Beide Vorschriften „passen“ vom Wortlaut her nicht auf die meisten Fallkonstellationen.

§ 56 Abs. 1 IfSG gewährt einen Entschädigungsanspruch nur Personen, die infiziert sind oder jedenfalls in Verdacht einer Infektion stehen. Diese Vorschrift betrifft also nur eine Fallgestaltung, bei der eine bestimmte Person z.B. mit dem Virus infiziert ist und diese Person aufgrund behördlicher Anordnung in Quarantäne zuhause bleiben muss, sodass sie ihr Geschäft nicht öffnen bzw. betreiben kann bzw. darf.

Bei den wenigsten Unternehmen oder Selbständigen war oder ist dies sicherlich der Fall: Viele mussten ihr Geschäft schließen oder Veranstaltungen absagen, ohne dass bei diesen Personen überhaupt eine Infektion durch das Virus besteht oder bestand.

§ 65 IfSG wiederum regelt Entschädigungsansprüche in Fällen, in denen aufgrund einer behördlichen Maßnahme zur Gefahrenverhütung u.a. ein „nicht nur unwesentlicher Vermögensnachteil“ verursacht wurde. Die jeweiligen Corona-Verordnungen der Bundesländer wurden mit sehr großer Wahrscheinlichkeit aber nicht zur Gefahrenverhütung erlassen, sondern zur Gefahrenbekämpfung. Dies wiederum bedeutet, dass die Paragrafen, auf die § 65 IfSG verweist, nicht für die jetzige Situation „passen“, so dass auch hier vom Wortlaut her die Entschädigungsregelung nicht einschlägig ist.

Nun stellt sich die Frage, ob man nicht trotzdem auf diese Vorschriften zurückgreifen kann, also eine analoge Anwendung der Entschädigungsansprüche in Betracht kommt.

Das – aus meiner Sicht insoweit auch naheliegende und nachvollziehbare – Argument könnte natürlich ein „Erst-Recht“-Schluss sein:

Wenn schon derjenige, der infiziert ist und deswegen in Quarantäne muss, einen Entschädigungsanspruch hat, dann muss doch erst recht auch derjenige, der nicht infiziert ist, aber ebenfalls von solch einschränkenden Maßnahmen betroffen ist, einen Entschädigungsanspruch haben.

Ähnliches gilt für den Anwendungsbereich des § 65 IfSG: Wenn bereits bei gefahrenverhütenden Maßnahmen Entschädigungsansprüche zugesprochen werden, dann muss dies auch für Maßnahmen, die zur Gefahrenbekämpfung vorgenommen werden, gelten.

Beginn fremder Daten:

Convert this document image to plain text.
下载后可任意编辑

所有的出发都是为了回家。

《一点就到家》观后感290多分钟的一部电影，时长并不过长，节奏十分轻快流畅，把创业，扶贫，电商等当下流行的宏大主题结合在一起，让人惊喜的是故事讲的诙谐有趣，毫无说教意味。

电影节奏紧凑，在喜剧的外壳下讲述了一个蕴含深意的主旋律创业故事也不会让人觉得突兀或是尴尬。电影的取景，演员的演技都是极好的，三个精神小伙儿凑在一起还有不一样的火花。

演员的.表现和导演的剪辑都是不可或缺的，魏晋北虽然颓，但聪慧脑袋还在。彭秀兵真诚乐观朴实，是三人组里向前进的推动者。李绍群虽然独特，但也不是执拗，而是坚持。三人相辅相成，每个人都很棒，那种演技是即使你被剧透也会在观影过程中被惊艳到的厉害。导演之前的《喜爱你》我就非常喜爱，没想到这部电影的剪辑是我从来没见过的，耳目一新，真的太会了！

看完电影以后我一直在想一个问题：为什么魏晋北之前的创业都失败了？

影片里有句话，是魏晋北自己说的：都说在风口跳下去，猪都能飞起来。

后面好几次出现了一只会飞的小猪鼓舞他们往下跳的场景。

Insbesondere unter dem Gesichtspunkt, dass in den meisten Fällen Unternehmen oder Personen betroffen sind, die weder infiziert sind noch von denen eine konkrete Gefahr ausgeht bzw. bei denen jedenfalls das Bestehen einer konkreten Gefahr gar nicht nachweisbar ist. Juristisch nennt man die so Betroffenen „Nichtstörer“.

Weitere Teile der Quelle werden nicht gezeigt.